According to the dynamic mechanism, knowledge creation activities of scientific researchers can also be considered as the priority-based task queue. Knowledge creation activities in a familiar knowledge field can soon be achieved, while knowledge creation activities in unfamiliar fields often require long-time deliberations. Knowledge creation activities also satisfy the interest rule to some extent, where researchers often show great interest in a new knowledge field. After continuous study for a certain period of time, these researchers may make numerous satisfactory achievements. However, as they carry on their studies in this field, they may become bored and choose to explore other knowledge fields.

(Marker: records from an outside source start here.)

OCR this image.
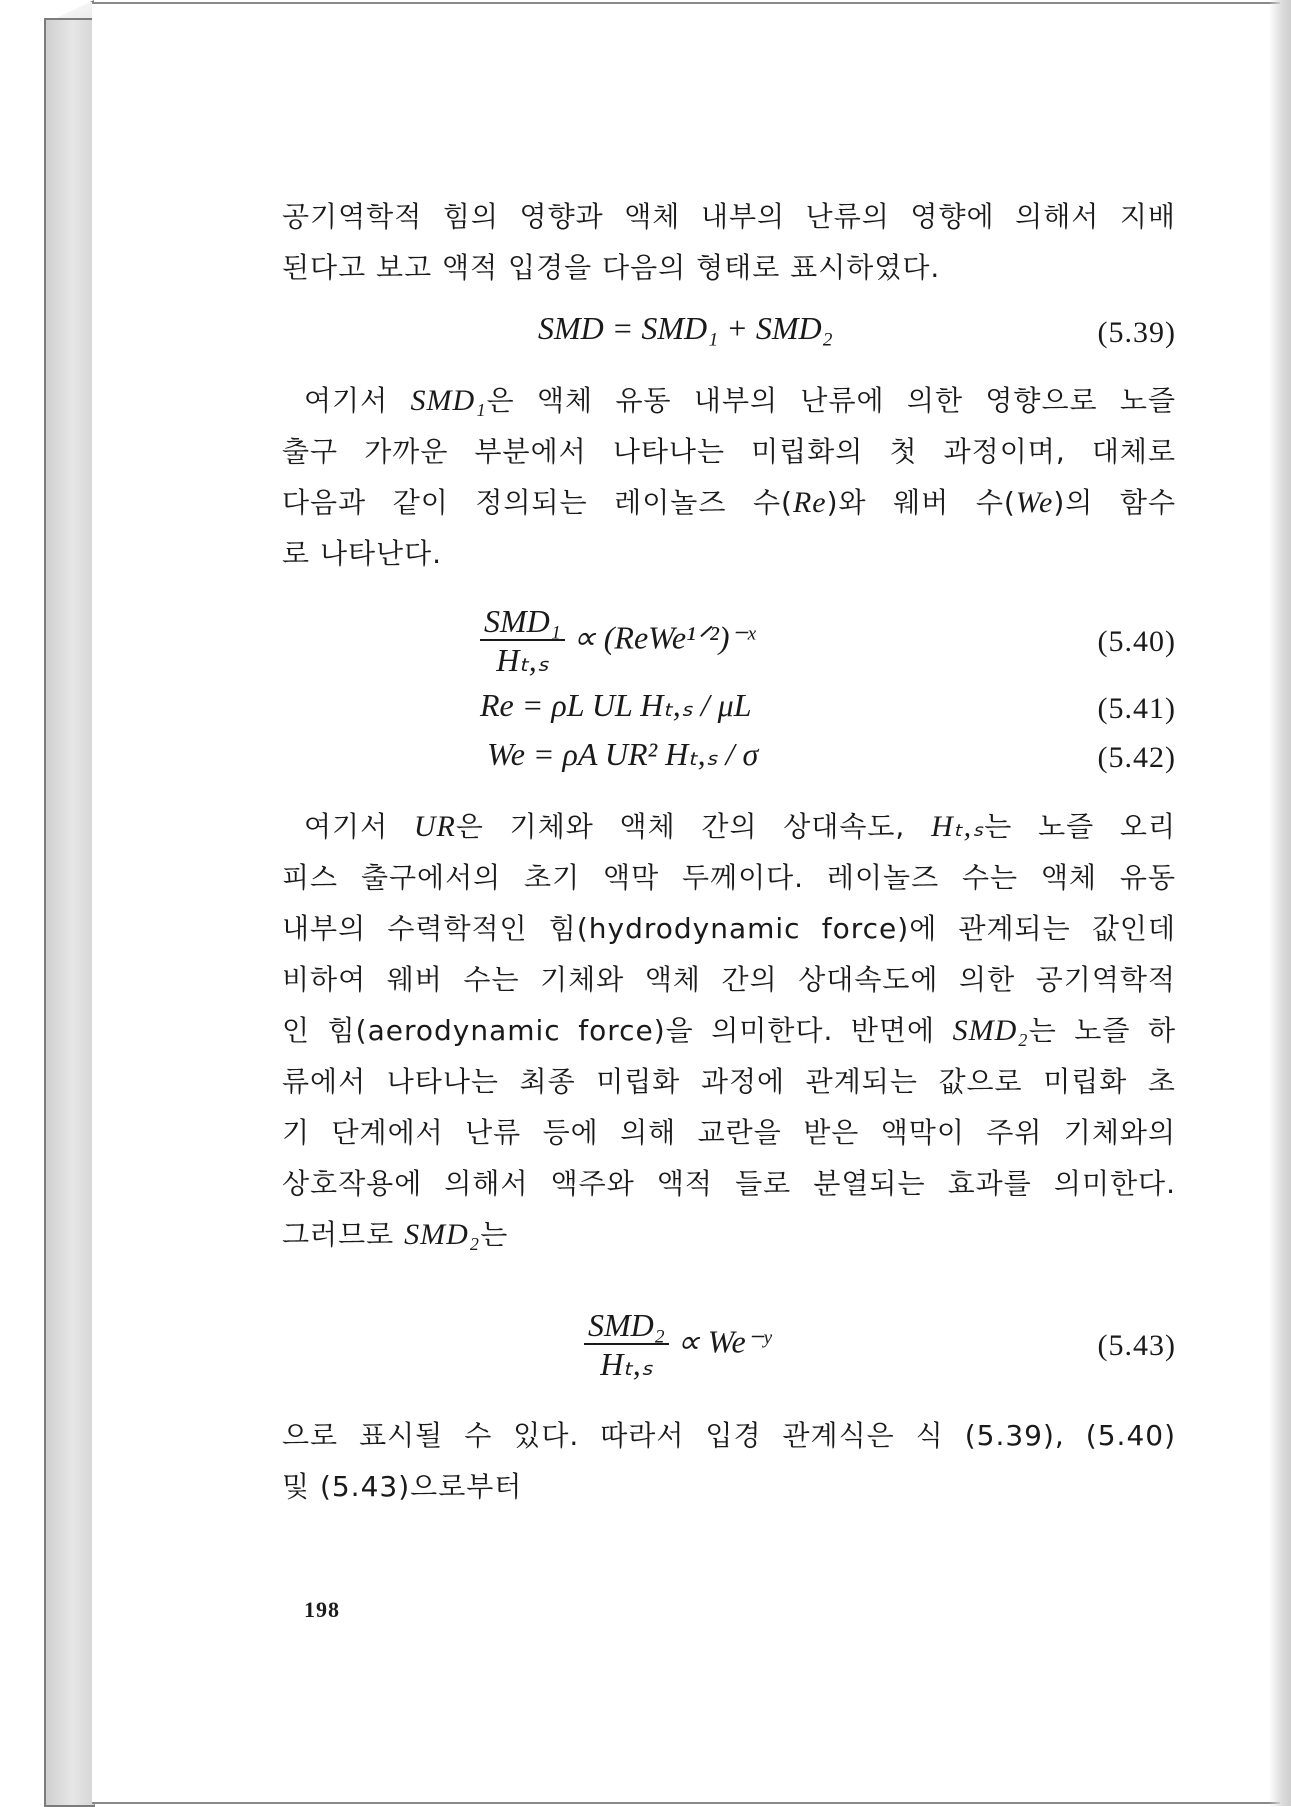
공기역학적 힘의 영향과 액체 내부의 난류의 영향에 의해서 지배
된다고 보고 액적 입경을 다음의 형태로 표시하였다.
SMD = SMD₁ + SMD₂	(5.39)
여기서 SMD₁은 액체 유동 내부의 난류에 의한 영향으로 노즐
출구 가까운 부분에서 나타나는 미립화의 첫 과정이며, 대체로
다음과 같이 정의되는 레이놀즈 수(Re)와 웨버 수(We)의 함수
로 나타난다.
$\frac{\text{SMD₁}}{\text{Hₜ,ₛ}}$ ∝ (ReWe¹ᐟ²)⁻ˣ	(5.40)
Re = ρL UL Hₜ,ₛ / μL	(5.41)
We = ρA UR² Hₜ,ₛ / σ	(5.42)
여기서 UR은 기체와 액체 간의 상대속도, Hₜ,ₛ는 노즐 오리
피스 출구에서의 초기 액막 두께이다. 레이놀즈 수는 액체 유동
내부의 수력학적인 힘(hydrodynamic force)에 관계되는 값인데
비하여 웨버 수는 기체와 액체 간의 상대속도에 의한 공기역학적
인 힘(aerodynamic force)을 의미한다. 반면에 SMD₂는 노즐 하
류에서 나타나는 최종 미립화 과정에 관계되는 값으로 미립화 초
기 단계에서 난류 등에 의해 교란을 받은 액막이 주위 기체와의
상호작용에 의해서 액주와 액적 들로 분열되는 효과를 의미한다.
그러므로 SMD₂는
$\frac{\text{SMD₂}}{\text{Hₜ,ₛ}}$ ∝ We⁻ʸ	(5.43)
으로 표시될 수 있다. 따라서 입경 관계식은 식 (5.39), (5.40)
및 (5.43)으로부터
198
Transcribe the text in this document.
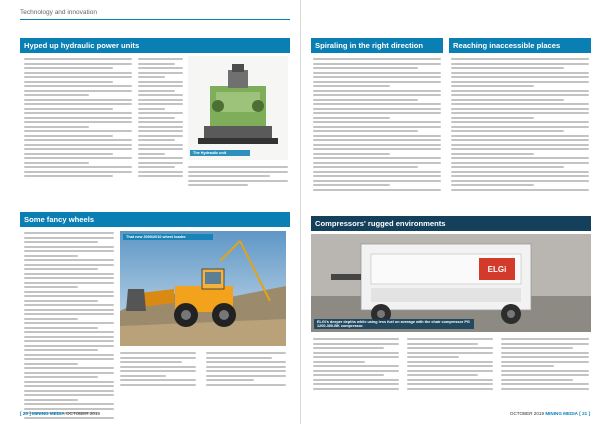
Technology and innovation
Hyped up hydraulic power units
The Hydraulic unit
Some fancy wheels
That new 3000/2010 wheel loader.
[ 20 ] MINING MEDIA OCTOBER 2019
Spiraling in the right direction	Reaching inaccessible places
Compressors' rugged environments
ELGi
ELGi's deeper depths while using less fuel on average with the chair compressor PG 1200-300-BK compressor.
OCTOBER 2019 MINING MEDIA [ 21 ]
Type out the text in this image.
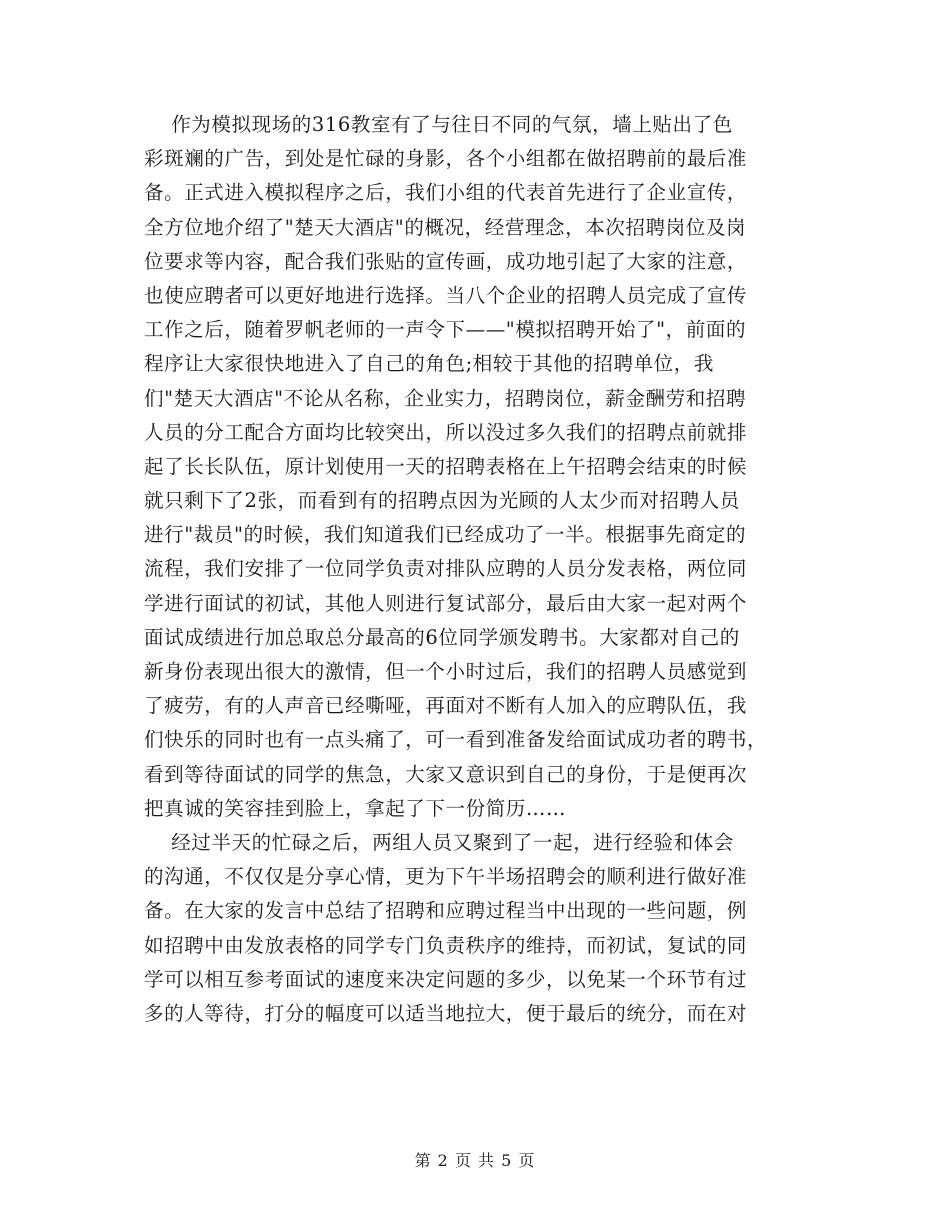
作为模拟现场的316教室有了与往日不同的气氛，墙上贴出了色
彩斑斓的广告，到处是忙碌的身影，各个小组都在做招聘前的最后准
备。正式进入模拟程序之后，我们小组的代表首先进行了企业宣传，
全方位地介绍了"楚天大酒店"的概况，经营理念，本次招聘岗位及岗
位要求等内容，配合我们张贴的宣传画，成功地引起了大家的注意，
也使应聘者可以更好地进行选择。当八个企业的招聘人员完成了宣传
工作之后，随着罗帆老师的一声令下——"模拟招聘开始了"，前面的
程序让大家很快地进入了自己的角色;相较于其他的招聘单位，我
们"楚天大酒店"不论从名称，企业实力，招聘岗位，薪金酬劳和招聘
人员的分工配合方面均比较突出，所以没过多久我们的招聘点前就排
起了长长队伍，原计划使用一天的招聘表格在上午招聘会结束的时候
就只剩下了2张，而看到有的招聘点因为光顾的人太少而对招聘人员
进行"裁员"的时候，我们知道我们已经成功了一半。根据事先商定的
流程，我们安排了一位同学负责对排队应聘的人员分发表格，两位同
学进行面试的初试，其他人则进行复试部分，最后由大家一起对两个
面试成绩进行加总取总分最高的6位同学颁发聘书。大家都对自己的
新身份表现出很大的激情，但一个小时过后，我们的招聘人员感觉到
了疲劳，有的人声音已经嘶哑，再面对不断有人加入的应聘队伍，我
们快乐的同时也有一点头痛了，可一看到准备发给面试成功者的聘书，
看到等待面试的同学的焦急，大家又意识到自己的身份，于是便再次
把真诚的笑容挂到脸上，拿起了下一份简历……
经过半天的忙碌之后，两组人员又聚到了一起，进行经验和体会
的沟通，不仅仅是分享心情，更为下午半场招聘会的顺利进行做好准
备。在大家的发言中总结了招聘和应聘过程当中出现的一些问题，例
如招聘中由发放表格的同学专门负责秩序的维持，而初试，复试的同
学可以相互参考面试的速度来决定问题的多少，以免某一个环节有过
多的人等待，打分的幅度可以适当地拉大，便于最后的统分，而在对
第 2 页 共 5 页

Knowledge creation activities also periodically change and transfer among different knowledge fields.

To explore the problem of scientists transferring and distributing the knowledge space during knowledge creation activities, this paper provides statistics on knowledge creation activities of scientists by analyzing the temporal and spatial distribution of their activities, and explores differences among various groups of creators (high-yield creators, low-yield creators, and ASFP) so as to reveal their transfer of research interests and changes in creation activities.

Research design

The published works of scientific researchers, reflecting achievements they made through their knowledge creation activities, can be regarded as their “footprint” in the knowledge space. Statistical analysis of these footprints can reveal the authors’ transfer processes and position distributions in the knowledge space. The time intervals and spatial displacements between two consecutive knowledge creation activities of scientific researchers can reflect the intensive degree of knowledge creation activities at temporal and spatial scales. In this paper, the distance between two consecutive steps of scientists represents the step length of creators. This paper mainly adopts scientific papers as the footprint of scientists in the knowledge space.

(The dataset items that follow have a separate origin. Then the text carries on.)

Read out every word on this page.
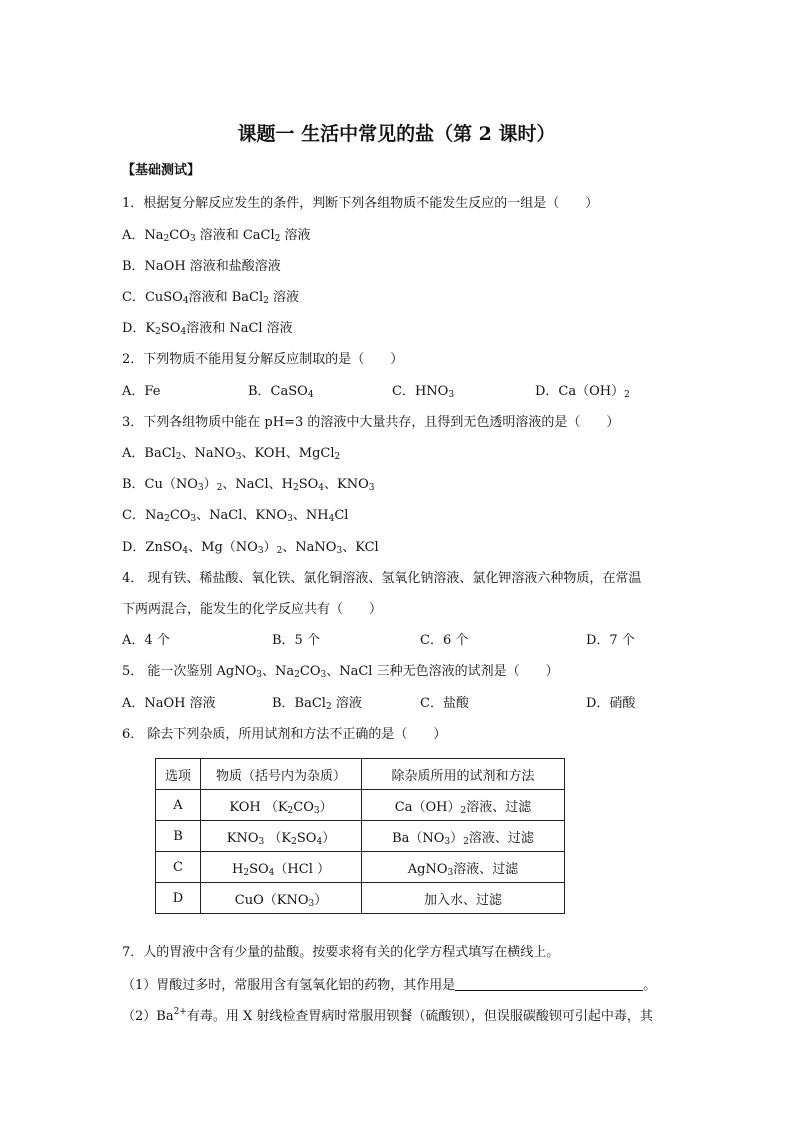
课题一 生活中常见的盐（第 2 课时）
【基础测试】
1．根据复分解反应发生的条件，判断下列各组物质不能发生反应的一组是（　　）
A．$Na_2CO_3$ 溶液和 CaCl$_2$ 溶液
B．NaOH 溶液和盐酸溶液
C．CuSO$_4$溶液和 BaCl$_2$ 溶液
D．$K_2SO_4$溶液和 NaCl 溶液
2．下列物质不能用复分解反应制取的是（　　）
A．Fe	B．CaSO$_4$	C．$HNO_3$	D．$Ca(OH)_2$
3．下列各组物质中能在 pH=3 的溶液中大量共存，且得到无色透明溶液的是（　　）
A．BaCl$_2$、NaNO$_3$、KOH、MgCl$_2$
B．$Cu(NO_3)_2$、NaCl、$H_2SO_4$、$KNO_3$
C．$Na_2CO_3$、NaCl、$KNO_3$、$NH_4Cl$
D．ZnSO$_4$、$Mg(NO_3)_2$、NaNO$_3$、KCl
4． 现有铁、稀盐酸、氧化铁、氯化铜溶液、氢氧化钠溶液、氯化钾溶液六种物质，在常温
下两两混合，能发生的化学反应共有（　　）
A．4 个	B．5 个	C．6 个	D．7 个
5． 能一次鉴别 AgNO$_3$、$Na_2CO_3$、NaCl 三种无色溶液的试剂是（　　）
A．NaOH 溶液	B．BaCl$_2$ 溶液	C．盐酸	D．硝酸
6． 除去下列杂质，所用试剂和方法不正确的是（　　）
选项	物质（括号内为杂质）	除杂质所用的试剂和方法
A	KOH $(K_2CO_3)$	$Ca(OH)_2$溶液、过滤
B	$KNO_3$ $(K_2SO_4)$	$Ba(NO_3)_2$溶液、过滤
C	$H_2SO_4(HCl$ ）	AgNO$_3$溶液、过滤
D	$CuO(KNO_3)$	加入水、过滤
7．人的胃液中含有少量的盐酸。按要求将有关的化学方程式填写在横线上。
（1）胃酸过多时，常服用含有氢氧化铝的药物，其作用是	。
$(2)Ba^{2+}$有毒。用 X 射线检查胃病时常服用钡餐（硫酸钡），但误服碳酸钡可引起中毒，其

It is rather simple to directly measure the time interval between two consecutive creation activities of scientists. But the walking rule of scientists in the knowledge space is quite complicated. The statistical method for the walking rule in the knowledge space has been constructed as follows. There are two approaches to determine the exact spatial position of the footprint. One approach is to adopt the keyword vector of papers written by scientists. As the keywords of literatures can reflect the main features of these articles and represent core knowledge content of the literatures, it is appropriate to adopt the keyword vector. The second approach is to adopt the reference vector of papers, where the references of a thesis represent the authors’ theoretical basis and sources of their knowledge creation activity. For example, every reference in this paper can be regarded as a feature item, and all of these references can then form a feature vector, which can also be used for spatial positioning of scientists’ footprints.

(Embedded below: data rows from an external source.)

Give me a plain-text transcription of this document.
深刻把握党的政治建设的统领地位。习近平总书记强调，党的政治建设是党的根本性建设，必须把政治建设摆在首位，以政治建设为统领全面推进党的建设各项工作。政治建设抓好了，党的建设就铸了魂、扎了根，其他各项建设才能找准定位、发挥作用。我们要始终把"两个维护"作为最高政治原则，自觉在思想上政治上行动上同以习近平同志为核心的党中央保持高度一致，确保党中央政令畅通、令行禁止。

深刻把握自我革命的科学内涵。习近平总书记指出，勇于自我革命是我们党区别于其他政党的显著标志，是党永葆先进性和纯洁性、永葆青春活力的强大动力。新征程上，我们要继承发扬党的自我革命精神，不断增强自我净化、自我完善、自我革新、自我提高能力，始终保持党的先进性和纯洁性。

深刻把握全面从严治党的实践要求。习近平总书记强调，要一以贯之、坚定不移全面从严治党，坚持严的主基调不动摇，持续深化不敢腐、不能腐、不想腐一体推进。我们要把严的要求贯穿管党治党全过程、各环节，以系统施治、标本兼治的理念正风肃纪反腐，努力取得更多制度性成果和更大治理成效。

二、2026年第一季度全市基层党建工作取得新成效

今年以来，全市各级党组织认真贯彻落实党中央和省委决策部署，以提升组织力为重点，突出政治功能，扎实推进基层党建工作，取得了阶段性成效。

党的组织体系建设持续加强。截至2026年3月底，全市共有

While step length can only indicate the distance between two consecutive steps of scientists, it is incapable of measuring the walking range of scientists. Their walking range at the temporal level is the accumulative amount of time intervals between consecutive knowledge creation activities, and the distribution of accumulative time can be derived from the distribution of time intervals. On the other hand, it is more complicated to measure walking range at the spatial scale. Since knowledge space is multi-dimensional space, the walking range of scientists can be measured by the distance between their current footprint and initial footprint at the starting point. To simplify the process, this distance can be cast as one-dimensional space to calculate the distance between each current and initial footprint, which in turn obtains the statistical features of walking range distributions at the spatial scale.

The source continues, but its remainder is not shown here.